En esta ocasión rinde visita nuevamente al mando de ‘su’ Orquesta del Teatro Mariinski, con la que se entiende sin necesidad de mirarse. Los modos del maestro convienen a esos músicos, acostumbrados a su gesto generalmente económico pero tenso y avizor. Ya sabemos que don Valerio no utiliza batuta o maneja una suerte de varita de pequeñas dimensiones y ofrece una panoplia de muy variados gestos que prenden fácilmente en los instrumentistas a sus órdenes.
Gergiev es un 'stajanovista' declarado, domeñador de fosos y orquestas y dueño de una técnica precisa
Sus manos revolotean incesantemente como mariposas dibujando volutas aparentemente innecesarias y se planta firmemente en el estrado, piernas bien abiertas, brazos en todos los planos. Son muy efectivos sus cortantes y virulentos, enfáticos y secos ademanes en busca de un giro inesperado o una frase apasionada. Con esa técnica logra planificar, esculpir y combinar las líneas y obtener texturas de magnífico colorido, aunque a veces sus perentorios acentos, sus inesperadas elongaciones y sus aceleraciones puedan parecernos algo caprichosos. Pero en el fondo todo acaba obedeciendo a una lógica precisa que, incluso, llega a descubrir pasajes de rara exquisitez.
El programa anunciado, que se acoge al epígrafe Los héroes musicales, en alusión a la valentía de orquesta y director al ofrecer en 2021 un concierto en pleno recrudecimiento pandémico, tiene un innegable interés pues alberga dos obras maestras indiscutibles como son el Concierto para piano nº 2 de Brahms y Una vida de héroe de Strauss, composición esta última que viene muy al pelo. Son dos obras de una brillantez extraordinaria; a su modo, y cada una en su estilo, dos sinfonías en las que todos los recursos orquestales de un postromanticismo en expansión alcanzan una altura estelar.
Para defender la parte solista de la primera se cuenta con el pianista argentino Nelson Goerner, muy afín a la persona y al estilo de su compatriota Martha Argerich. Su calidad la pudimos calibrar en anteriores visitas a Madrid, la última precisamente con La Filarmónica el año pasado en un estupendo recital que puso en evidencia sus virtudes: notable claridad de digitación, pedal inteligente, fraseo natural y técnica muy precisa, sin alardes.
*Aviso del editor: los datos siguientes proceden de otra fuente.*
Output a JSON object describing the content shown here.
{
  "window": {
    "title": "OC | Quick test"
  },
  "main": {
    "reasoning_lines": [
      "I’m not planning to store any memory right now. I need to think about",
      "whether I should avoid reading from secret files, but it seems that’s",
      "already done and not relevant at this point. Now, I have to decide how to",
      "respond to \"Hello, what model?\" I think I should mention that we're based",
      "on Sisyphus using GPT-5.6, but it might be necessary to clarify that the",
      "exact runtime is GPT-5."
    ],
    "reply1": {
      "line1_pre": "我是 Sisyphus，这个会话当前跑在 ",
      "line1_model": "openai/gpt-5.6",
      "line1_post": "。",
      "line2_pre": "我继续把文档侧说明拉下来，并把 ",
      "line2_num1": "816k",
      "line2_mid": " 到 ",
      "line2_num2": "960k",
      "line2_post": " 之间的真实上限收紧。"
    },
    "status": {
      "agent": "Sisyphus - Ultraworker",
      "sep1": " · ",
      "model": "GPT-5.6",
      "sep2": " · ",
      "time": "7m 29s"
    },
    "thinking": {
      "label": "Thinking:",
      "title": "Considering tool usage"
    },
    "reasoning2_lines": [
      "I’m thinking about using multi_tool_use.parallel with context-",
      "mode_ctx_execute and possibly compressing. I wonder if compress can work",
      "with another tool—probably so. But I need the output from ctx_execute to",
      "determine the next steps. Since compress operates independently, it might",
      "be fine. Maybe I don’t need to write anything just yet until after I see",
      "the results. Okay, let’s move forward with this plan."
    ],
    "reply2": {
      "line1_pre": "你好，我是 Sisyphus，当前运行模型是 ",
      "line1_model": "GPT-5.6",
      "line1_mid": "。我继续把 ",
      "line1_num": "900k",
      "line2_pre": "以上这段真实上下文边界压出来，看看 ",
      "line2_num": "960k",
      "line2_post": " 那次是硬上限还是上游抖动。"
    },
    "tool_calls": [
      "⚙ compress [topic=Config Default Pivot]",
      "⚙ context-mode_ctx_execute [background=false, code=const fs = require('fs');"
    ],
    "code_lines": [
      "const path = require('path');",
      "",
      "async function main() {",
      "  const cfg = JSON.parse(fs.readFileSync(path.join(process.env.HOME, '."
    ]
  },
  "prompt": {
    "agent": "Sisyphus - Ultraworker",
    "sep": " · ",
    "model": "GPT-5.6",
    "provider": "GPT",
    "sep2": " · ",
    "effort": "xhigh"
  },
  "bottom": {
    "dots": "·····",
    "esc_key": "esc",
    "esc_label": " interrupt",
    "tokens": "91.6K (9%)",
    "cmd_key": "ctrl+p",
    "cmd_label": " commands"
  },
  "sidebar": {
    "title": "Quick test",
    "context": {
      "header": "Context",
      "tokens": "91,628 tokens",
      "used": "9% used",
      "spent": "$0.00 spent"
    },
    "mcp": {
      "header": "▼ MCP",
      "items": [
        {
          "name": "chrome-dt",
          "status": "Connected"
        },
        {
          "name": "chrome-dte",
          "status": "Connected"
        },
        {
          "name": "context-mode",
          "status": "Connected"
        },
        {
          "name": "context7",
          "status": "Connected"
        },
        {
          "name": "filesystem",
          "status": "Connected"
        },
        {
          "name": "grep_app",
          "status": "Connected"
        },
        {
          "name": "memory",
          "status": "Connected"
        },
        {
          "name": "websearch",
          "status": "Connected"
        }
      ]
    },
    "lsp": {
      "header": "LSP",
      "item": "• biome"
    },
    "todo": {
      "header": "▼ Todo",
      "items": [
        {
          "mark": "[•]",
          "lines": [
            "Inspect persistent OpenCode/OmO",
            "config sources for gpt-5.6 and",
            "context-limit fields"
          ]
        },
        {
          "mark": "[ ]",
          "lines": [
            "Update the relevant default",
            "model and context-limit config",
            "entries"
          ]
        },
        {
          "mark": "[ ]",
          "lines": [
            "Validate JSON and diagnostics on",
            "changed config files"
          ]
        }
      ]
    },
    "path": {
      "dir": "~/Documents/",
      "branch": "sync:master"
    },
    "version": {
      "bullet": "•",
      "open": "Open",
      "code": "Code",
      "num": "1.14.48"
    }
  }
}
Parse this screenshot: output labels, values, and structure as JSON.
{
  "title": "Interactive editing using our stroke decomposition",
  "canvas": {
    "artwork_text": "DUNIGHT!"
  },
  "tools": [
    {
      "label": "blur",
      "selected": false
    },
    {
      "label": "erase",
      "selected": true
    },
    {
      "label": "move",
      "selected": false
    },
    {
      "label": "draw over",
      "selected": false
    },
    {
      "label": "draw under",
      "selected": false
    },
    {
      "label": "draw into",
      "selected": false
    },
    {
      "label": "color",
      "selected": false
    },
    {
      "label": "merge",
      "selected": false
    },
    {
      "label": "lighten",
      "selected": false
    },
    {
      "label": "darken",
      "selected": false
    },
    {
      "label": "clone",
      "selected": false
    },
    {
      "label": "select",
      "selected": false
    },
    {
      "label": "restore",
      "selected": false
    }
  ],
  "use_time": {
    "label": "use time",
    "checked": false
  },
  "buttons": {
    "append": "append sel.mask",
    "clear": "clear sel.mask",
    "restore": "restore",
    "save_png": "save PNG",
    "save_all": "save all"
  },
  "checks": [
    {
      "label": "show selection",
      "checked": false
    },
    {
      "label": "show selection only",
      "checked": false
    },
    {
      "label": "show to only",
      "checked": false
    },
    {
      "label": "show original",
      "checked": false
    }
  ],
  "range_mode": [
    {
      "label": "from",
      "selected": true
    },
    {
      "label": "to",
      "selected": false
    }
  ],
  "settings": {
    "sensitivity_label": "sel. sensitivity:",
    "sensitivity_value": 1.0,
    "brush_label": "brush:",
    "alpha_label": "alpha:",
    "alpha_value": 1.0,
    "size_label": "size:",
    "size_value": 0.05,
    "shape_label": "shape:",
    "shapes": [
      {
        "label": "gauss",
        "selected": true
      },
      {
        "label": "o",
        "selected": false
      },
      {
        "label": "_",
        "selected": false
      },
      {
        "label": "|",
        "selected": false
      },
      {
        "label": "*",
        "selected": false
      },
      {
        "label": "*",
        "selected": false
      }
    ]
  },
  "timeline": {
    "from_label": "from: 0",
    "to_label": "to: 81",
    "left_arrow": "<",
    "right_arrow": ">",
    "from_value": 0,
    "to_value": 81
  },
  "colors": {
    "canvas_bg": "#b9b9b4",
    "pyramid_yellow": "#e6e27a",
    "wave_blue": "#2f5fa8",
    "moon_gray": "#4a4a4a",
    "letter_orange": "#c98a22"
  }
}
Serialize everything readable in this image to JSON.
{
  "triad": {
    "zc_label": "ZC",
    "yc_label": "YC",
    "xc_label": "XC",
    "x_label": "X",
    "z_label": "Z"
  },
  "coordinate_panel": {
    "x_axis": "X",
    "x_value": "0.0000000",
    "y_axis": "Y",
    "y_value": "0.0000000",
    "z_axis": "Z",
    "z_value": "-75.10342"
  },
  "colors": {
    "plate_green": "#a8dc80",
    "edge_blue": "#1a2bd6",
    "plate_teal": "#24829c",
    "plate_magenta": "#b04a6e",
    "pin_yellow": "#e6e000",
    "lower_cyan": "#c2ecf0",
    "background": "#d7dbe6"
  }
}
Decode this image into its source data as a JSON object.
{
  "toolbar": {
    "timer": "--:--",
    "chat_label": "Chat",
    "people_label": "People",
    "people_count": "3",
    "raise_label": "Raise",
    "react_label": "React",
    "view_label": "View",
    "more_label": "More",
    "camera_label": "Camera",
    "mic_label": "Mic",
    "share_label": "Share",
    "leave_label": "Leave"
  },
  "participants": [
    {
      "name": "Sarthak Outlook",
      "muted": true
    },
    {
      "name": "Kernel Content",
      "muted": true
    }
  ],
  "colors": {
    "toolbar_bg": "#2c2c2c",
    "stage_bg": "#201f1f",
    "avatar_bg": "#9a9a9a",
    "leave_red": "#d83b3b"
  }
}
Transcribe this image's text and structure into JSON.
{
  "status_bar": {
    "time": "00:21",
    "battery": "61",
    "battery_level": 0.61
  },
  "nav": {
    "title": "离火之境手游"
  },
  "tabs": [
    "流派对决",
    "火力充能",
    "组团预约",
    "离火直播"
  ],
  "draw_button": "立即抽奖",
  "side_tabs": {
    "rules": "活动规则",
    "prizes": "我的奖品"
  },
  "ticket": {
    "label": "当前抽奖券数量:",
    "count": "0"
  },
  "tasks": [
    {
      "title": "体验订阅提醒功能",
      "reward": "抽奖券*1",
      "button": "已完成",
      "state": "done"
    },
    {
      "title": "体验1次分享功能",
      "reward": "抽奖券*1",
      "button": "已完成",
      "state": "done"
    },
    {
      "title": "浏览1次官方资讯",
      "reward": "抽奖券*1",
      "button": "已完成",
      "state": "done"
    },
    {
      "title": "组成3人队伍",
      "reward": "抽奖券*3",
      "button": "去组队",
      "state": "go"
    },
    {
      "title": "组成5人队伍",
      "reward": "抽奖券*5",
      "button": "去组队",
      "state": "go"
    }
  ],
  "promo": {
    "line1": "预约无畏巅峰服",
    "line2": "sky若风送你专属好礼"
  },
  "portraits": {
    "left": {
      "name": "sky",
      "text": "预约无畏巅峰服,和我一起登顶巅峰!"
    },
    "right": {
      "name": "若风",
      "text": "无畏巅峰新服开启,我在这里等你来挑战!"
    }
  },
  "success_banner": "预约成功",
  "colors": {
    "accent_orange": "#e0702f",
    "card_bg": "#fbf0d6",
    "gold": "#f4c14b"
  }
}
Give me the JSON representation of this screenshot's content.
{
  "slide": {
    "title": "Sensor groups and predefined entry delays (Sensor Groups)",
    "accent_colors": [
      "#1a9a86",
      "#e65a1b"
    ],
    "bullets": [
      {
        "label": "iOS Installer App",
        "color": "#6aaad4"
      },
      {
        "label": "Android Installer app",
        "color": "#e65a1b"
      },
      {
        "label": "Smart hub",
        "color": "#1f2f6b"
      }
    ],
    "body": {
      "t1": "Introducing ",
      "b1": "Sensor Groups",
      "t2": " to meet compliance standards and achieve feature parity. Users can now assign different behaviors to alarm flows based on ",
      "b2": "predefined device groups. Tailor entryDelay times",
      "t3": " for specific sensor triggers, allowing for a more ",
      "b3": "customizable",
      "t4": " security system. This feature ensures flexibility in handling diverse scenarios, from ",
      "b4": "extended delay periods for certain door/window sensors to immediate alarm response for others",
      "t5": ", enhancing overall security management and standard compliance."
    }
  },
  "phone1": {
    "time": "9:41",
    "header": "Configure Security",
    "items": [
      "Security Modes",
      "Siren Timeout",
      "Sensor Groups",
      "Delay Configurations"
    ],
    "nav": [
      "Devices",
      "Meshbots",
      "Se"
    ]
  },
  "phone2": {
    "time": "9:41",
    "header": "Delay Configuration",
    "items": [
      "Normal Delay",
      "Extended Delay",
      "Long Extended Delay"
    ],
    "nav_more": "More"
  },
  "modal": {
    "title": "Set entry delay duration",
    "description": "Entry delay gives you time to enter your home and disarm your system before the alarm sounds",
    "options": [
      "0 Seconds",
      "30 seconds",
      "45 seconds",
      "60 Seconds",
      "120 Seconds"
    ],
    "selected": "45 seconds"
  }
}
La partitura brahmsiana, tan difícil y compleja, con esos ataques fúlgidos, esos monumentales trinos, esas octavas y ese maravilloso canto lírico del tercer movimiento, es sin duda idónea para comprobar el nivel de un pianista.
Como es idóneo ese monumental y juvenil poema sinfónico, hasta cierto punto autobiográfico, del Strauss bávaro. En ese Ein Heldenleben se narran las peripecias del Héroe: sus amores, sus luchas contra los enemigos, sus expansiones líricas, sus sueños... El cierre, posterior a un masivo acorde de los vientos tras la cantilena del violín concertino, es de una elevación extraordinaria.